Gocce che cadono dalla flebo, tutte uguali, una dopo l’altra. Come ho scritto in altro contesto, sono una cadenza che divide gli istanti, ma non li lascia distinguere uno dall’altro.
Il tempo è fermo, ma quasi riesco a crogiolarmi nella consapevolezza che tutta l’attesa delle settimane trascorse trova, questa sera, la condensazione in un nucleo che sento come vera e prepotente voglia di vivere, comunque vada.
Ripenso ancora a tutta l’attesa e, se non fosse per il dolore intenso, non mi parrebbe vero che l’intervento è fatto. E non m’importa che sia già di nuovo tempo di attesa: della dimissione, che, per come mi sento, non riesco a sperare possa essere davvero entro Natale; di un esame istologico, il cui risultato è incerto; delle eventuali cure da fare…
Ancora pensieri grevi, ma tutto fa parte del percorso che con tanta speranza ho intrapreso. Nulla di tutto questo lo sento ostile.
E, in breve, anche il dolore mi diventa amico, perché cessa di aumentare. Resta intenso, ma almeno non aumenta e questo è bellissimo.

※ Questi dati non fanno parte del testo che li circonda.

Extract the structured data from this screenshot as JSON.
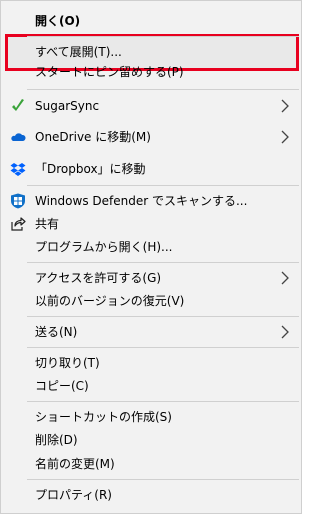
{
  "menu": {
    "items": [
      {
        "label": "開く(O)"
      },
      {
        "label": "すべて展開(T)..."
      },
      {
        "label": "スタートにピン留めする(P)"
      },
      {
        "label": "SugarSync",
        "icon": "sugarsync-icon",
        "submenu": true
      },
      {
        "label": "OneDrive に移動(M)",
        "icon": "onedrive-cloud-icon",
        "submenu": true
      },
      {
        "label": "「Dropbox」に移動",
        "icon": "dropbox-icon"
      },
      {
        "label": "Windows Defender でスキャンする...",
        "icon": "windows-defender-shield-icon"
      },
      {
        "label": "共有",
        "icon": "share-icon"
      },
      {
        "label": "プログラムから開く(H)..."
      },
      {
        "label": "アクセスを許可する(G)",
        "submenu": true
      },
      {
        "label": "以前のバージョンの復元(V)"
      },
      {
        "label": "送る(N)",
        "submenu": true
      },
      {
        "label": "切り取り(T)"
      },
      {
        "label": "コピー(C)"
      },
      {
        "label": "ショートカットの作成(S)"
      },
      {
        "label": "削除(D)"
      },
      {
        "label": "名前の変更(M)"
      },
      {
        "label": "プロパティ(R)"
      }
    ]
  },
  "colors": {
    "highlight_border": "#e8001f",
    "sugarsync_green": "#3aa33a",
    "onedrive_blue": "#0a64d2",
    "dropbox_blue": "#0061fe",
    "defender_blue": "#1070c8"
  }
}
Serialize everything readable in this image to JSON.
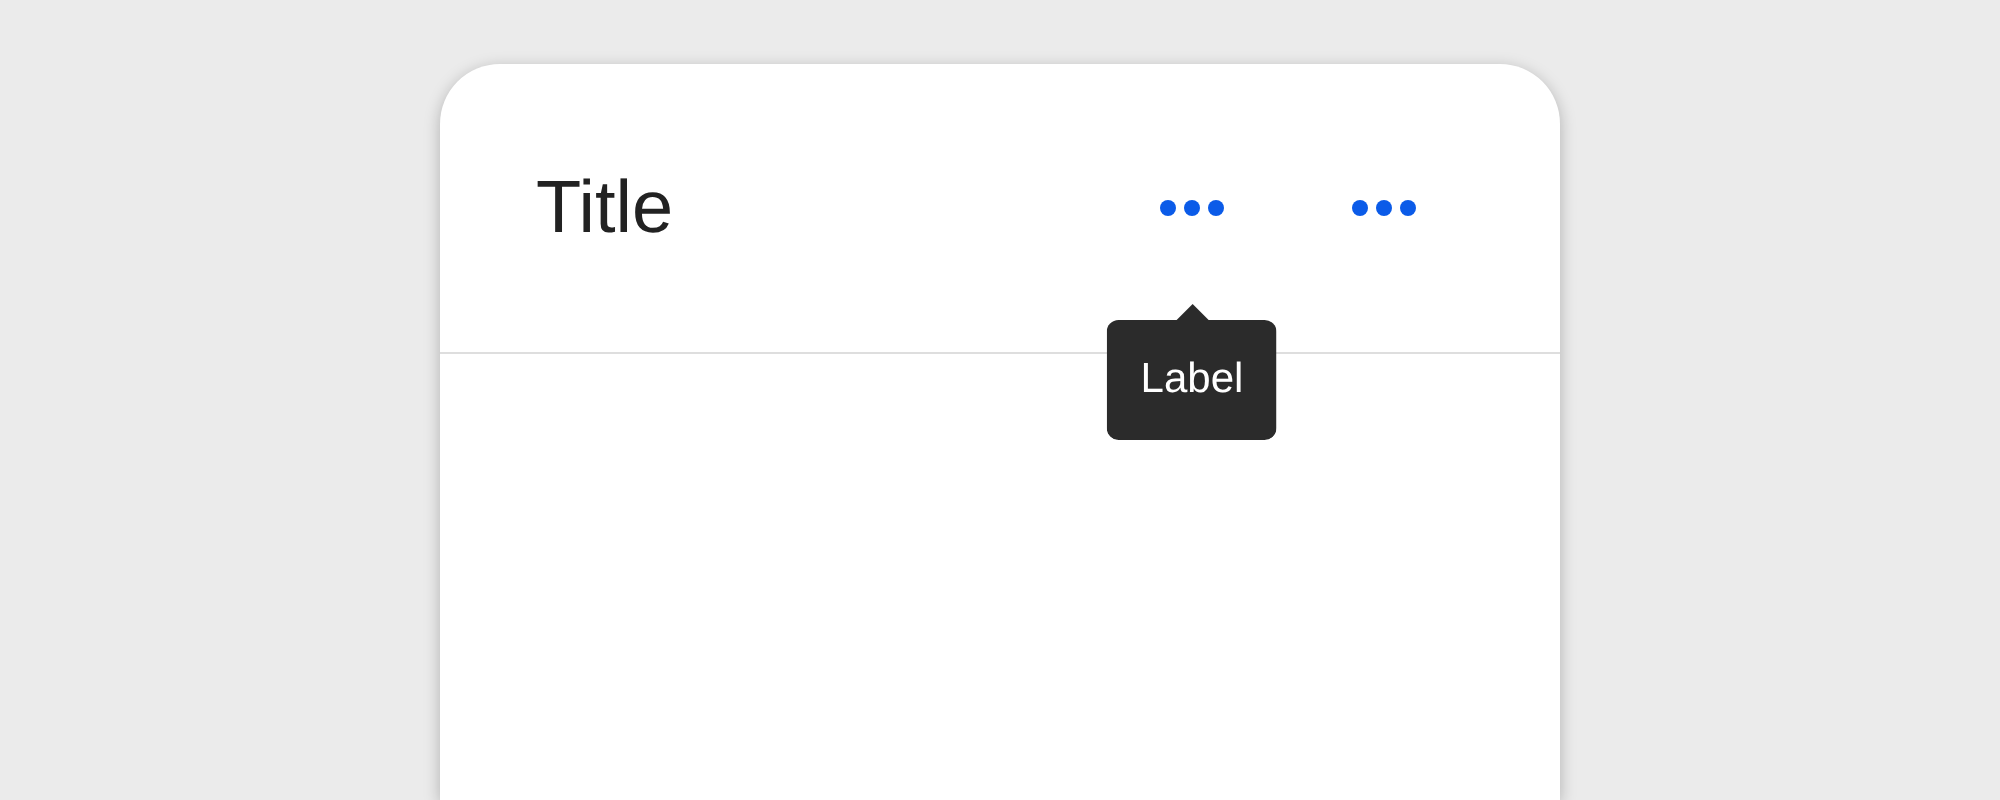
{
  "card": {
    "title": "Title",
    "actions": [
      {
        "kind": "more",
        "tooltip": "Label"
      },
      {
        "kind": "more"
      }
    ]
  }
}
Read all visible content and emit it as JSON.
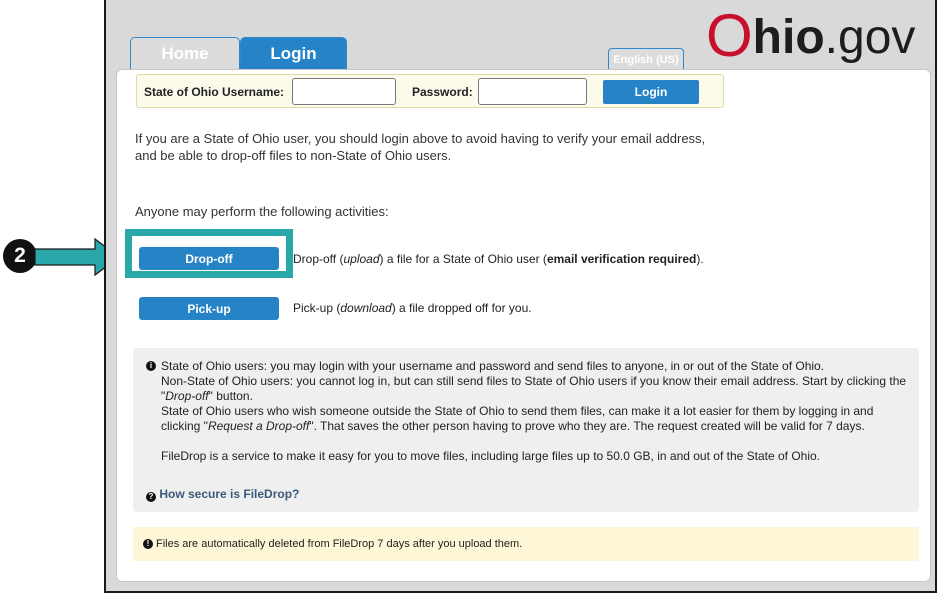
{
  "annotation": {
    "step_number": "2",
    "highlight_color": "#2aa7a9"
  },
  "header": {
    "tabs": [
      {
        "label": "Home"
      },
      {
        "label": "Login"
      }
    ],
    "language_label": "English (US)",
    "logo": {
      "o": "O",
      "hio": "hio",
      "gov": ".gov"
    }
  },
  "login_bar": {
    "username_label": "State of Ohio Username:",
    "password_label": "Password:",
    "login_button": "Login"
  },
  "intro": {
    "line1": "If you are a State of Ohio user, you should login above to avoid having to verify your email address,",
    "line2": "and be able to drop-off files to non-State of Ohio users."
  },
  "activities_heading": "Anyone may perform the following activities:",
  "actions": {
    "dropoff": {
      "button": "Drop-off",
      "desc_pre": "Drop-off (",
      "desc_em": "upload",
      "desc_mid": ") a file for a State of Ohio user (",
      "desc_strong": "email verification required",
      "desc_post": ")."
    },
    "pickup": {
      "button": "Pick-up",
      "desc_pre": "Pick-up (",
      "desc_em": "download",
      "desc_post": ") a file dropped off for you."
    }
  },
  "info_box": {
    "line1": "State of Ohio users: you may login with your username and password and send files to anyone, in or out of the State of Ohio.",
    "line2": "Non-State of Ohio users: you cannot log in, but can still send files to State of Ohio users if you know their email address. Start by clicking the",
    "line3_q1": "\"",
    "line3_em": "Drop-off",
    "line3_rest": "\" button.",
    "line4": "State of Ohio users who wish someone outside the State of Ohio to send them files, can make it a lot easier for them by logging in and",
    "line5_pre": "clicking \"",
    "line5_em": "Request a Drop-off",
    "line5_rest": "\". That saves the other person having to prove who they are. The request created will be valid for 7 days.",
    "line6": "FileDrop is a service to make it easy for you to move files, including large files up to 50.0 GB, in and out of the State of Ohio.",
    "secure_link": "How secure is FileDrop?"
  },
  "notice": "Files are automatically deleted from FileDrop 7 days after you upload them.",
  "colors": {
    "accent_blue": "#2683c6",
    "ohio_red": "#c8102e",
    "annotation_teal": "#2aa7a9"
  }
}
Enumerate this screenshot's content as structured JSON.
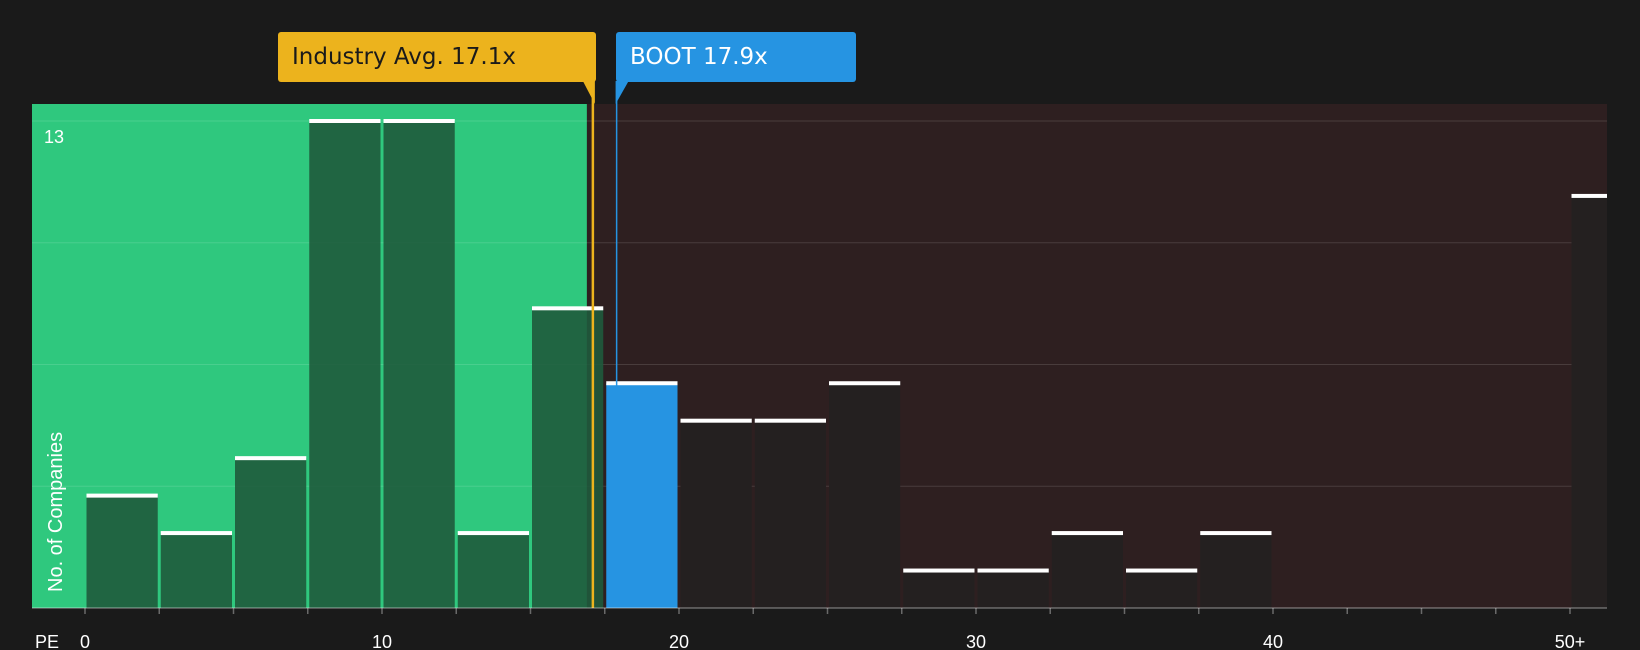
{
  "chart_data": {
    "type": "bar",
    "bins": [
      {
        "x0": 0,
        "x1": 2.5,
        "value": 3
      },
      {
        "x0": 2.5,
        "x1": 5,
        "value": 2
      },
      {
        "x0": 5,
        "x1": 7.5,
        "value": 4
      },
      {
        "x0": 7.5,
        "x1": 10,
        "value": 13
      },
      {
        "x0": 10,
        "x1": 12.5,
        "value": 13
      },
      {
        "x0": 12.5,
        "x1": 15,
        "value": 2
      },
      {
        "x0": 15,
        "x1": 17.5,
        "value": 8
      },
      {
        "x0": 17.5,
        "x1": 20,
        "value": 6
      },
      {
        "x0": 20,
        "x1": 22.5,
        "value": 5
      },
      {
        "x0": 22.5,
        "x1": 25,
        "value": 5
      },
      {
        "x0": 25,
        "x1": 27.5,
        "value": 6
      },
      {
        "x0": 27.5,
        "x1": 30,
        "value": 1
      },
      {
        "x0": 30,
        "x1": 32.5,
        "value": 1
      },
      {
        "x0": 32.5,
        "x1": 35,
        "value": 2
      },
      {
        "x0": 35,
        "x1": 37.5,
        "value": 1
      },
      {
        "x0": 37.5,
        "x1": 40,
        "value": 2
      },
      {
        "x0": 50,
        "x1": 52.5,
        "value": 11
      }
    ],
    "x_ticks": [
      "0",
      "10",
      "20",
      "30",
      "40",
      "50+"
    ],
    "x_tick_values": [
      0,
      10,
      20,
      30,
      40,
      50
    ],
    "xlabel": "PE",
    "ylabel": "No. of Companies",
    "y_tick_label": "13",
    "xlim": [
      0,
      52.5
    ],
    "ylim": [
      0,
      13
    ],
    "grid": true,
    "industry_avg": {
      "label": "Industry Avg. 17.1x",
      "value": 17.1
    },
    "company": {
      "label": "BOOT 17.9x",
      "value": 17.9
    },
    "fair_zone_end": 16.9
  },
  "colors": {
    "background": "#1a1a1a",
    "fair_zone": "#2fc87e",
    "expensive_zone": "#2e1f20",
    "bar_in_fair_zone": "#1f5a3c",
    "bar_default": "#242020",
    "company_bar": "#2694e2",
    "industry_line": "#ecb31d",
    "bar_cap": "#ffffff",
    "text": "#ffffff"
  }
}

Il cuscino non è poi così male. Durissimo, ma ha lentamente preso la forma della mia testa e ora la avvolge al punto giusto.
È tutto un gioco che faccio per distrarmi, ma sì, passano i minuti e sono ormai certo che il dolore non aumenta più.
I miei compagni di stanza si sono tutti addormentati. Cambia il turno del personale infermieristico, un omone brizzolato viene a vedermi, controlla la flebo, i drenaggi, mi chiede come sto. Sarà lui a vegliare su di noi, su di me, questa notte. Lo ringrazio con un grazie formale, nel quale intimamente so, e me ne rammarico, di non poter far passare la profonda riconoscenza che provo per tutti coloro che oggi si sono presi cura di me.
Poi, di nuovo solo con me stesso, ripenso ai miei genitori: inevitabile. So bene che è solo illusione, ma mi piace pensare che mi abbiano assistito, in particolare in queste ultime ore. Se, là dove sono, esiste la preoccupazione, io li sto facendo preoccupare un bel po’. Li vedo: dissimulano, anche loro, ma sono certo che proprio non li sto lasciando riposare in pace.
Mamma, ricordi quel racconto nel quale, fra le memorie delle mie prime avventure di cuore, ho celato tutto l’amore che non ti ho mai detto?